©ALEC SOTH/FROM BULL CITY SUMMER, PUBLISHED BY DAYLIGHT BOOKS.
Warm weather means baseball—and baseball art. The game has attracted a steady stream of interest—from folk artists to conceptualists—and its appeal is as diverse as the artists who love it, whether for its rigorous structure or out of pure nostalgia, for the musty gloves or the peanuts.
©ALEC SOTH/FROM BULL CITY SUMMER, PUBLISHED BY DAYLIGHT BOOKS.
Last year, nine photographers spent baseball season at the Durham Bulls Athletic Park, in North Carolina, examining every aspect of the Triple A minor league games played there, from the thunderheads that pile above the field to the kids’ drawings pinned to the locker rooms walls. Commissioned to celebrate the 25th anniversary of the classic baseball movie Bull Durham, the photographs in Bull City Summer by Alec Soth, Hank Willis Thomas, Kate Joyce and Hiroshi Watanabe and others observe this friendly low-key version of America’s pastime as played by the successful farm team for the Tampa Bay Rays.
©KATE JOYCE/FROM BULL CITY SUMMER, PUBLISHED BY DAYLIGHT BOOKS.
Each photographer took to different aspects of the game: Hank Willis Thomas looked at the crowd, picturing the smiling occupant of each seat for rows at a time, in close to 1500 portraits in all. Kate Joyce, whose baseball work is on view at Rick Wester Fine Art, also uses a grid, inventorying the contents of empty drink cups (brightly colored liquid, plastic spoons, French fries) and the dusty impressions made by balls striking the blue stadium walls. Hiroshi Watanabe photographed the specialized mask and leg guards worn by a catcher. Shot in warm black and white, the objects resemble medieval armor or sections of the shells of giant insects.
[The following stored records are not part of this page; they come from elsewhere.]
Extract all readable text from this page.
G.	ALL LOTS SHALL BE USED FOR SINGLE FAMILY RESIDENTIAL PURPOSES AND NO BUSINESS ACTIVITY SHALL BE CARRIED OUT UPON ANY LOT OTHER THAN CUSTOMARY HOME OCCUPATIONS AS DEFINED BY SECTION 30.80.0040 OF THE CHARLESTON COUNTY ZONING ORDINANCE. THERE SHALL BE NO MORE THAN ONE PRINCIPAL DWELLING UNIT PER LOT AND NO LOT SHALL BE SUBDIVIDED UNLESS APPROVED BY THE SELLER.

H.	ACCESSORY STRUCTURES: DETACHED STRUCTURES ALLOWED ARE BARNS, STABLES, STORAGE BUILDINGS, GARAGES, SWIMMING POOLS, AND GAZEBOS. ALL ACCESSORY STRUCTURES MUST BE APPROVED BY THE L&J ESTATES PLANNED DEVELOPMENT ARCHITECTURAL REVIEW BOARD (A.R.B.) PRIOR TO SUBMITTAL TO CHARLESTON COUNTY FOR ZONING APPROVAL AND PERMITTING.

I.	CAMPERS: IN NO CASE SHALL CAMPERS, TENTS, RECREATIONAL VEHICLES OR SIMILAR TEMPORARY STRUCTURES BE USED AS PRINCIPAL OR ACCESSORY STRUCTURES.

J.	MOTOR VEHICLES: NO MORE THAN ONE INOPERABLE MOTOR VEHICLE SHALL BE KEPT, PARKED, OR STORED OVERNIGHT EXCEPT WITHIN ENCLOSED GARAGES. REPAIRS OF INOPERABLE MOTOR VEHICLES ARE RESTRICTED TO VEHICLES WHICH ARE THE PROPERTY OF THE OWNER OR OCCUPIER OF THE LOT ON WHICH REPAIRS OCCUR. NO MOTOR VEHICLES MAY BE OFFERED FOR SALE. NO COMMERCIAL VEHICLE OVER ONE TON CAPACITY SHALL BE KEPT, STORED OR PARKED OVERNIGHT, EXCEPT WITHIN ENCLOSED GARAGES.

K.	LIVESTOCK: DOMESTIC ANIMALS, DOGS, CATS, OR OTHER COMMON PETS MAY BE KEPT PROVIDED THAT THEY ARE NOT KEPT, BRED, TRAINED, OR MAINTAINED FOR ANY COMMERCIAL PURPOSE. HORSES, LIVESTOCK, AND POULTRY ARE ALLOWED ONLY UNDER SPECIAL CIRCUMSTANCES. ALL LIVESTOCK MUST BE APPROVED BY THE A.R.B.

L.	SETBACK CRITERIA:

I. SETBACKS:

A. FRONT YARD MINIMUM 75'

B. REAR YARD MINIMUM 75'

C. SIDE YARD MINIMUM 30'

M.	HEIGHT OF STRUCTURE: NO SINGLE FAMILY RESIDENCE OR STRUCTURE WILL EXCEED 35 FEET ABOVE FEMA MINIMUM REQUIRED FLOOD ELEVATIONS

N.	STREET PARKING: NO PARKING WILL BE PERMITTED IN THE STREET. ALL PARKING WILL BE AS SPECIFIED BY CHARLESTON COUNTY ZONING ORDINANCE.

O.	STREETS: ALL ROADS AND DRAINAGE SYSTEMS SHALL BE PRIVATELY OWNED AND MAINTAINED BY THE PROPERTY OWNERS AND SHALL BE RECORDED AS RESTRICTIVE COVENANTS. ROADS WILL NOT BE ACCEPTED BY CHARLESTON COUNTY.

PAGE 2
©HIROSHI WATANABE/FROM BULL CITY SUMMER, PUBLISHED BY DAYLIGHT BOOKS
Further north, photographer Jon Plasse made his own solitary study of a beloved stadium – the old Yankee Stadium, torn down in 2009. Shown this spring at Bosi Contemporary, his black and white studies include fans swirling around the hot dog vendor, the field at a packed night game, and a patch of sky framed by the entrance to the upper deck. Where the Duhram Bulls’ games seem sweetly laid back, Plasse’s Yankees crackle and the crowds surge.
COURTESY BOSI CONTEMPORARY, NEW YORK.
Red and blue bungee cords, crowbars, and miniature cactus were some of the materials from Home Depot that Lee Walton used to draw a real-time map of the first game in the 2013 World Series, as a part of “The Art of Sport” at CEPA Gallery in Buffallo. On a wall-sized scorecard, Walton and assistants tracked each action, climbing the wall to add outs as they occurred. The result was an elegant record of the game made from the stuff of American male weekends.
COURTESY CEPA GALLERY, BUFFALO.
Vincent Kohler’s baseball bats are not regulation. For his series “Turnaround,” the Swiss artist carved 30 whimsical bats on a lathe, each made from a different species of wood. Spheres and spirals suggest table legs, and a few pieces were left raw—bark-covered tree branches end in a smooth grip and a carefully carved knob. The game that might be played with them is surreal. Commissioned for the Heerenschürli sports center in Zurich, which includes the first real ballpark in Switzerland, “Turnaround” suggests that while Americans may have finally embraced soccer, Europeans are still at odds with baseball.
COURTESY THE ARTIST.
David La Spina is interested in baseball memorabilia. While collecting gloves and uniforms on eBay, he was intrigued by the differences in value that come from the touch of certain players, a phenomenon not unlike the art world’s insistence on provenance and its fascination with the hand of the artist. For his show in April at Primetime in Brooklyn, La Spina, dressed meticulously as his favorite players, performed some of baseball’s cherished rituals, staging an opening day parade at the gallery and striking out 14 times in a row.
©DAVID LA SPINA.
His pursuit of authenticity extended to filling the gallery with 1500 pounds of red clay to build a regulation pitchers mound, and the dirt added a bit of patina to the balls and helmet he could now label as “game used.” Growing up, says La Spina, “I liked baseball but I wasn’t very good and I didn’t get to play much.” This was his chance.